Über 370 Frauenporträts mit karmesinrotem Schleier im Profil, meist nach rechts gewandt, die sich alle ähneln, aber nie gleich sind. Der belgische Künstler Francis Alÿs (*1959 in Antwerpen, lebt in Mexico City) sammelt seit 20 Jahren von Laien gemalte Bildnisse der heiligen Fabiola, die er auf Flohmärkten und in Antiquitätenläden erwirbt. So vielfältig diese Bilder auch sind, sie gehen alle auf das längst verschollene Bildnis der heiligen Fabiola des französischen Realisten Jean-Jacques Henner von 1885 zurück.
Das Schaulager, selbst eine Institution, die der Sammlungspflege und deren neuartigen Nutzung als aktives Bildarchiv gewidmet ist, bringt diese völlig anders geartete Sammlung nach Basel. Im Haus zum Kirschgarten, Basels ehemals vornehmstem Bürgerpalais, heute ein Museum prunkvoller Wohnkultur, breitet sich die Flut an Bildnissen der heiligen Fabiola aus und nimmt die bestehende Ausstellung in Beschlag. In dem prototypischen Milieu des protestantischen Grossbürgertums eröffnet die populäre Statthalterin des Katholizismus einen faszinierenden Widerstreit konträrer Lebenswelten.

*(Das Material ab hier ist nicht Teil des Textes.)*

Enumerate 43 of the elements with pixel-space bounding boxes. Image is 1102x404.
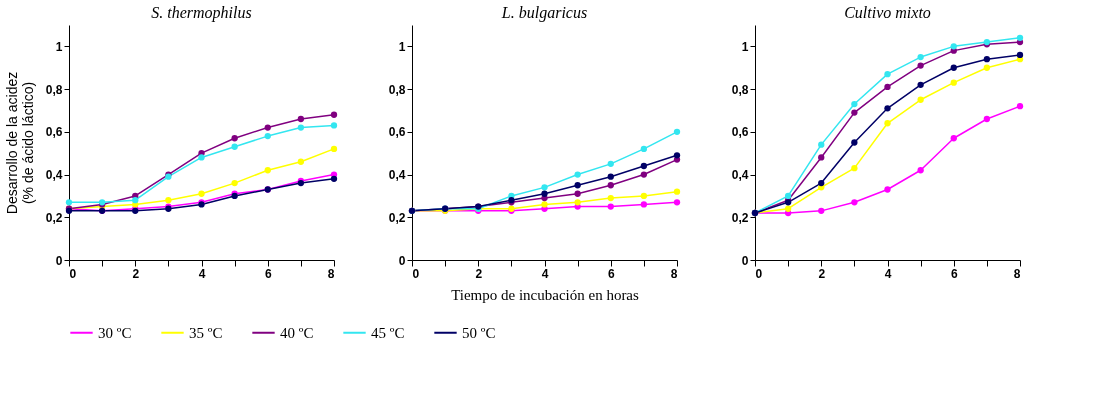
x-tick-label: 0	[755, 266, 763, 281]
y-tick-label: 0,4	[45, 168, 63, 183]
y-tick-label: 0,8	[45, 82, 63, 97]
y-tick-label: 0	[398, 253, 406, 268]
y-tick-label: 1	[55, 39, 63, 54]
chart-title: L. bulgaricus	[500, 4, 588, 22]
y-tick-label: 0	[741, 253, 749, 268]
x-axis-title: Tiempo de incubación en horas	[451, 286, 640, 303]
legend-label: 35 ºC	[189, 324, 223, 341]
x-tick-label: 4	[541, 266, 549, 281]
y-tick-label: 1	[741, 39, 749, 54]
x-tick-label: 0	[69, 266, 77, 281]
x-tick-label: 8	[327, 266, 335, 281]
x-tick-label: 6	[264, 266, 272, 281]
x-tick-label: 2	[475, 266, 483, 281]
x-tick-label: 2	[818, 266, 826, 281]
x-tick-label: 4	[884, 266, 892, 281]
legend-label: 45 ºC	[371, 324, 405, 341]
chart-title: Cultivo mixto	[844, 4, 931, 21]
legend-label: 40 ºC	[280, 324, 314, 341]
x-tick-label: 6	[607, 266, 615, 281]
chart-title: S. thermophilus	[151, 4, 252, 22]
y-tick-label: 1	[398, 39, 406, 54]
x-tick-label: 2	[132, 266, 140, 281]
y-tick-label: 0	[55, 253, 63, 268]
legend-label: 30 ºC	[98, 324, 132, 341]
y-tick-label: 0,4	[731, 168, 749, 183]
y-tick-label: 0,6	[731, 125, 749, 140]
y-tick-label: 0,2	[388, 210, 406, 225]
x-tick-label: 8	[670, 266, 678, 281]
y-tick-label: 0,6	[45, 125, 63, 140]
y-axis-title: Desarrollo de la acidez (% de ácido láctico)	[3, 71, 36, 215]
y-tick-label: 0,2	[45, 210, 63, 225]
legend-label: 50 ºC	[462, 324, 496, 341]
y-tick-label: 0,6	[388, 125, 406, 140]
x-tick-label: 0	[412, 266, 420, 281]
y-tick-label: 0,2	[731, 210, 749, 225]
y-tick-label: 0,8	[388, 82, 406, 97]
y-tick-label: 0,8	[731, 82, 749, 97]
x-tick-label: 6	[950, 266, 958, 281]
x-tick-label: 4	[198, 266, 206, 281]
y-tick-label: 0,4	[388, 168, 406, 183]
x-tick-label: 8	[1013, 266, 1021, 281]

Fabiola war eine römische Adlige, die im 4. Jahrhundert, nach Scheidung und zweiter Ehe so inbrünstig Busse und Gutes tat, dass sie wieder in die Gemeinde aufgenommen und nach ihrem Tod heilig gesprochen wurde. Sie ist die Patronin der Geschiedenen, Betrogenen, Misshandelten und Witwen. Lange Zeit in Vergessen heit geraten, erfreute sie sich im 19. Jahrhundert grosser Beliebtheit. «Francis Alÿs: Fabiola» ist kein «klassisches» Kunstwerk des international gefeierten Künstlers. Die rohe Masse der Sammlung bildet eine Intervention, infiltriert die Umgebung, zeigt die Macht der Bilder und den Glauben an die Wirkmächtigkeit eines Bildnisses. Seit 1994 hat Francis Alÿs die stetig wachsende Sammlung wiederholt präsentiert. Für jede dieser Fabiola-Ausstellungen sucht er einen speziellen Ort aus und konzipiert jeweils eine neue, ortseigene Intervention mit unterschiedlichen Zusammenstellungen und Perspektiven. Listig nutzt er die Sammlung als trojanisches Pferd, dringt in immer neue Räumlichkeiten ein und besetzt diese.
In Basel integriert Francis Alÿs die Sammlung zum ersten Mal in eine Wohnumgebung. Die im Haus zum Kirschgarten sonst so stillen wie prächtigen Ausstellungsräume grossbürgerlicher Wohnkultur stehen nun ganz im Zeichen des Widerstreits mit dem Eindringling und es entspinnt sich ein faszinierender Dialog über soziale, kulturelle und religiöse Grenzen hinweg.